Both the theatre and the cinema as entertainment mediums have been in crisis for the past few years. Experts and fans are trying to figure out what the future holds for both mediums, and how they could be preserved in their present format – if they should be at all.
Theatre, historically, was one of the cheapest and most popular forms of entertainment, yet since the invention of cinema at the end of the 19th century, theatre’s popularity has been threatened. Although the two mediums are quite different, they are often compared to each other. The conclusion is that theatre is the more sophisticated, but also more boring entertainment, whereas cinema is seen as fun and accessible to everyone, therefore lacking prestige.
Experts and fans are trying to figure out what the future holds for both mediums
I am both a theatre-goer and a film enthusiast. I love the theatre because of the spontaneity of the live-action show, the personal connection between the audience and actors, and the special atmosphere created by the present-ness of the moment. I love that a good play does not over-explain everything for you, but invites you to think, to interpret, to participate in the creation of the whole experience. It is often different from movies, in which you are presented with carefully selected images. That is one of the reasons why many people prefer to go to the cinema: they can sit back and enjoy the fictional story that a director has already interpreted for them, after a long day of harsh reality.
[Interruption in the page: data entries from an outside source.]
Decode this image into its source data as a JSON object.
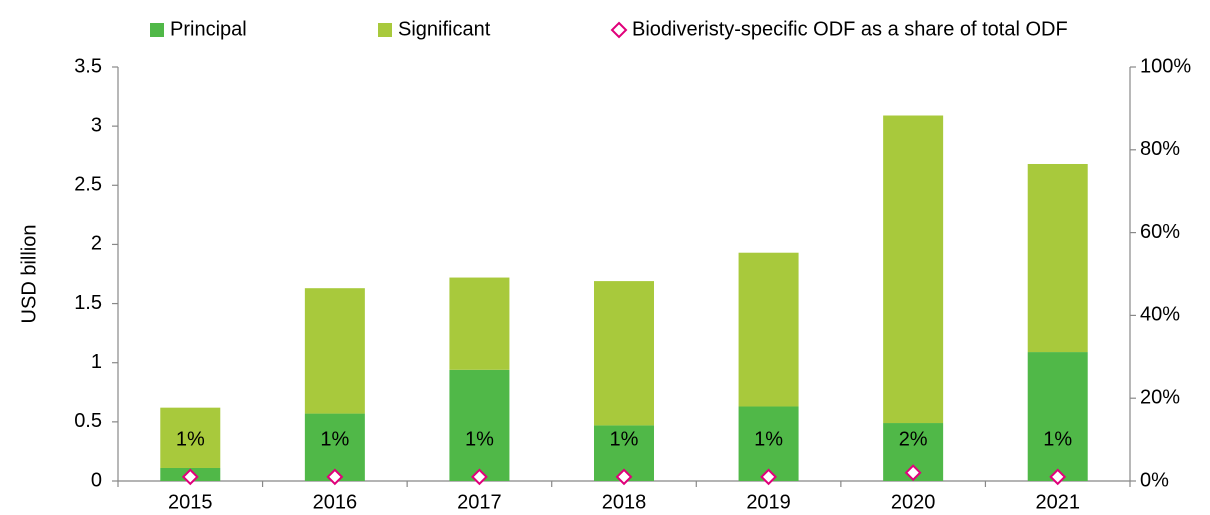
{
  "chart_data": {
    "type": "bar",
    "stacked": true,
    "y_label": "USD billion",
    "categories": [
      "2015",
      "2016",
      "2017",
      "2018",
      "2019",
      "2020",
      "2021"
    ],
    "series": [
      {
        "name": "Principal",
        "color": "#50b848",
        "values": [
          0.11,
          0.57,
          0.94,
          0.47,
          0.63,
          0.49,
          1.09
        ]
      },
      {
        "name": "Significant",
        "color": "#a8c93c",
        "values": [
          0.51,
          1.06,
          0.78,
          1.22,
          1.3,
          2.6,
          1.59
        ]
      },
      {
        "name": "Biodiveristy-specific ODF as a share of total ODF",
        "type": "scatter",
        "axis": "y2",
        "color": "#e0007a",
        "values": [
          1,
          1,
          1,
          1,
          1,
          2,
          1
        ],
        "value_labels": [
          "1%",
          "1%",
          "1%",
          "1%",
          "1%",
          "2%",
          "1%"
        ]
      }
    ],
    "ylim": [
      0,
      3.5
    ],
    "yticks": [
      0,
      0.5,
      1,
      1.5,
      2,
      2.5,
      3,
      3.5
    ],
    "y2lim": [
      0,
      100
    ],
    "y2ticks": [
      {
        "value": 0,
        "label": "0%"
      },
      {
        "value": 20,
        "label": "20%"
      },
      {
        "value": 40,
        "label": "40%"
      },
      {
        "value": 60,
        "label": "60%"
      },
      {
        "value": 80,
        "label": "80%"
      },
      {
        "value": 100,
        "label": "100%"
      }
    ]
  }
}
Theatre has a reputation of being addressed to older generations and to the ‘cultured’ ones, whatever that means. Opera and ballet are seen as an even ‘higher-quality’ form of entertainment, most likely due to rising ticket prices. Despite the growing number of student and family discounts, it is still generally unaffordable for young adults and families to attend the theatre regularly. There is a great demand, especially among the young, for the theatre to be modernised. Ostensibly, the process has begun: many claim that theatre has changed more in the last decade than in the past 50 years. The use of technology and effects on stage, as well as social media in advertising and even as part of the performance, has definitely adapted theatre to our age and made it more popular among the younger generations. More than ever, directors are opting for new plays, written by and for the modern age, and even purists are modernising their performances.
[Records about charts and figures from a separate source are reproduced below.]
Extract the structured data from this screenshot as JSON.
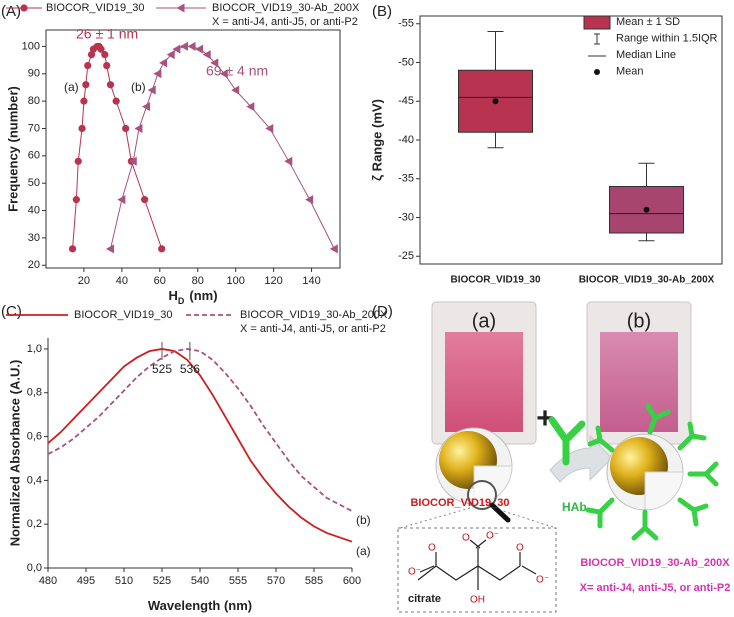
{
  "chart_data": [
    {
      "type": "line",
      "panel": "(A)",
      "xlabel": "H",
      "xlabel_sub": "D",
      "xlabel_unit": "(nm)",
      "ylabel": "Frequency (number)",
      "legend_note": "X = anti-J4, anti-J5, or anti-P2",
      "annotations": [
        "26 ± 1 nm",
        "69 ± 4 nm"
      ],
      "xlim": [
        0,
        155
      ],
      "xticks": [
        20,
        40,
        60,
        80,
        100,
        120,
        140
      ],
      "ylim": [
        19,
        106
      ],
      "yticks": [
        20,
        30,
        40,
        50,
        60,
        70,
        80,
        90,
        100
      ],
      "series": [
        {
          "name": "BIOCOR_VID19_30",
          "label": "(a)",
          "color": "#b8334f",
          "marker": "circle",
          "x": [
            14,
            16,
            17,
            19,
            20,
            21,
            22,
            24,
            25,
            27,
            28,
            29,
            31,
            32,
            34,
            37,
            42,
            45,
            52,
            61
          ],
          "values": [
            26,
            44,
            58,
            70,
            80,
            86,
            93,
            97,
            99,
            100,
            100,
            99,
            97,
            93,
            86,
            80,
            70,
            58,
            44,
            26
          ]
        },
        {
          "name": "BIOCOR_VID19_30-Ab_200X",
          "label": "(b)",
          "color": "#a8527f",
          "marker": "triangle-left",
          "x": [
            34,
            40,
            46,
            49,
            53,
            56,
            59,
            62,
            66,
            69,
            73,
            77,
            81,
            85,
            89,
            94,
            100,
            108,
            118,
            128,
            139,
            152
          ],
          "values": [
            26,
            44,
            58,
            70,
            78,
            84,
            90,
            94,
            97,
            99,
            100,
            100,
            99,
            97,
            94,
            90,
            84,
            78,
            70,
            58,
            44,
            26
          ]
        }
      ]
    },
    {
      "type": "box",
      "panel": "(B)",
      "ylabel": "ζ Range (mV)",
      "categories": [
        "BIOCOR_VID19_30",
        "BIOCOR_VID19_30-Ab_200X"
      ],
      "ylim": [
        -56,
        -24
      ],
      "y_inverted": true,
      "yticks": [
        -55,
        -50,
        -45,
        -40,
        -35,
        -30,
        -25
      ],
      "legend": [
        "Mean ± 1 SD",
        "Range within 1.5IQR",
        "Median Line",
        "Mean"
      ],
      "boxes": [
        {
          "color": "#b8334f",
          "whisker_low": -39,
          "box_low": -41,
          "median": -45.5,
          "mean": -45,
          "box_high": -49,
          "whisker_high": -54
        },
        {
          "color": "#a8456f",
          "whisker_low": -27,
          "box_low": -28,
          "median": -30.5,
          "mean": -31,
          "box_high": -34,
          "whisker_high": -37
        }
      ]
    },
    {
      "type": "line",
      "panel": "(C)",
      "xlabel": "Wavelength (nm)",
      "ylabel": "Normalized Absorbance (A.U.)",
      "legend_note": "X = anti-J4, anti-J5, or anti-P2",
      "peak_labels": [
        525,
        536
      ],
      "xlim": [
        480,
        600
      ],
      "xticks": [
        480,
        495,
        510,
        525,
        540,
        555,
        570,
        585,
        600
      ],
      "ylim": [
        0,
        1.05
      ],
      "yticks": [
        {
          "value": 0,
          "label": "0,0"
        },
        {
          "value": 0.2,
          "label": "0,2"
        },
        {
          "value": 0.4,
          "label": "0,4"
        },
        {
          "value": 0.6,
          "label": "0,6"
        },
        {
          "value": 0.8,
          "label": "0,8"
        },
        {
          "value": 1,
          "label": "1,0"
        }
      ],
      "x": [
        480,
        485,
        490,
        495,
        500,
        505,
        510,
        515,
        520,
        525,
        530,
        535,
        540,
        545,
        550,
        555,
        560,
        565,
        570,
        575,
        580,
        585,
        590,
        595,
        600
      ],
      "series": [
        {
          "name": "BIOCOR_VID19_30",
          "label": "(a)",
          "color": "#cc1f1f",
          "dash": false,
          "values": [
            0.57,
            0.62,
            0.68,
            0.74,
            0.8,
            0.86,
            0.92,
            0.96,
            0.99,
            1.0,
            0.99,
            0.95,
            0.88,
            0.79,
            0.69,
            0.59,
            0.49,
            0.41,
            0.34,
            0.28,
            0.23,
            0.19,
            0.16,
            0.14,
            0.12
          ]
        },
        {
          "name": "BIOCOR_VID19_30-Ab_200X",
          "label": "(b)",
          "color": "#a8527f",
          "dash": true,
          "values": [
            0.52,
            0.55,
            0.59,
            0.64,
            0.69,
            0.75,
            0.81,
            0.87,
            0.92,
            0.96,
            0.99,
            1.0,
            0.99,
            0.95,
            0.89,
            0.82,
            0.74,
            0.65,
            0.57,
            0.49,
            0.42,
            0.37,
            0.32,
            0.29,
            0.26
          ]
        }
      ]
    }
  ],
  "illustration": {
    "panel": "(D)",
    "cuvette_a": "(a)",
    "cuvette_b": "(b)",
    "plus": "+",
    "hab": "HAb",
    "np_name": "BIOCOR_VID19_30",
    "np_ab_name": "BIOCOR_VID19_30-Ab_200X",
    "np_ab_note": "X= anti-J4, anti-J5, or anti-P2",
    "citrate": "citrate",
    "chem": [
      "O",
      "O⁻",
      "O",
      "O⁻",
      "O",
      "O⁻",
      "OH"
    ]
  }
}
There is a great demand, especially among the young, for the theatre to be modernized
Filmmakers such as Martin Scorsese, Steven Spielberg, Quentin Tarantino and Ridley Scott have voiced their fear that cinema is a dying art too, due to the growing popularity of Netflix, Amazon, and YouTube. The comfort of watching Netflix in our own homes, wearing pyjamas, eating whatever we like, and stopping the show whenever we choose is what makes it so popular. Series are on the rise too: arguably, the character development is much more detailed, making these shows more complex and easier to relate to. After watching something like that, we miss the complexity of the characters in a two hour long movie. The Netflix generation has grown out of the good-versus-evil narrative. We won’t be charmed by glorified heroes anymore and we want to know the reasons behind the villains’ actions.
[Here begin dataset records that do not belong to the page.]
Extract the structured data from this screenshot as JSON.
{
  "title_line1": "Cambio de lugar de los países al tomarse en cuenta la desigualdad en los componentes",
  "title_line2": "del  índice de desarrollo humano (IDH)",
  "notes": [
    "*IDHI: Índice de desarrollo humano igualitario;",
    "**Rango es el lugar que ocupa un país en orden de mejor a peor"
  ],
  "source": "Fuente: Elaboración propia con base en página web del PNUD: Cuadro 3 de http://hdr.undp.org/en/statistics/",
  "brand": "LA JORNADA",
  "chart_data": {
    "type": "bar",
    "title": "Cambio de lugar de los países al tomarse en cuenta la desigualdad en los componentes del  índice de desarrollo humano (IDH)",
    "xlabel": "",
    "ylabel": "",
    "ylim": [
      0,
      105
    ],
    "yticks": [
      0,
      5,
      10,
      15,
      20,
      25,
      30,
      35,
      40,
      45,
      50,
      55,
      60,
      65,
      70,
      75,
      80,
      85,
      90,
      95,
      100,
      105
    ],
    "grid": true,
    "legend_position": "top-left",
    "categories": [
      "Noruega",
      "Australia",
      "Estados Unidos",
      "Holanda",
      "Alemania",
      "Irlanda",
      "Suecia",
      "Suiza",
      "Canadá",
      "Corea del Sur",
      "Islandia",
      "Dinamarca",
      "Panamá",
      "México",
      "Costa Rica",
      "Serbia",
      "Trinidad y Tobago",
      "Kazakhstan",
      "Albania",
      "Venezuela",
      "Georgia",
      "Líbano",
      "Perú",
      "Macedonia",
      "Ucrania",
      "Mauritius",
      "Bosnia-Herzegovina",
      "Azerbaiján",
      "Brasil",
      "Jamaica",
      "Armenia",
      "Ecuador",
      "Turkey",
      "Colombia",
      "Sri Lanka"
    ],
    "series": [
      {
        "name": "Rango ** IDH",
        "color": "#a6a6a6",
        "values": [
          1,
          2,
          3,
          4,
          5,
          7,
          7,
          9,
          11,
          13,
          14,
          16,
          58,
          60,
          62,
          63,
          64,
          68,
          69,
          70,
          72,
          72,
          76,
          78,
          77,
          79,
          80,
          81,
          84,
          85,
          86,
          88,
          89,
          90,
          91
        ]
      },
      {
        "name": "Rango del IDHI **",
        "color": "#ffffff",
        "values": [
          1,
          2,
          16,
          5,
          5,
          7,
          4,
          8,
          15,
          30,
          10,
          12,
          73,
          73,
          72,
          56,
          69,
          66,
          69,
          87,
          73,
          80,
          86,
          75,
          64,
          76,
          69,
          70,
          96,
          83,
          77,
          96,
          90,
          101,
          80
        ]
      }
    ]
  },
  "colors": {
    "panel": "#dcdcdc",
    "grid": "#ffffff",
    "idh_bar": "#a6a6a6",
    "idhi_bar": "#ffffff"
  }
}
Cinema is a dying art too, due to the growing popularity of Netflix, Amazon, and YouTube
Both mediums, then, are in danger, despite the serious attempt of preserving them for the future in their original forms. The meshing of the two industries seems like a good idea: many people enjoy screenings of theatre plays such as the National Theatre’s ‘NT Live’. Due to the close-ups, the audience can discover little details in costumes and mimics that they might not see in the actual theatre. I, however, am sceptical: for me, the essence of theatre, the spontaneity, is lost in those screenings. I would suggest that the modernisation of both art forms to today’s needs is our best attempt at maintaining their longevity.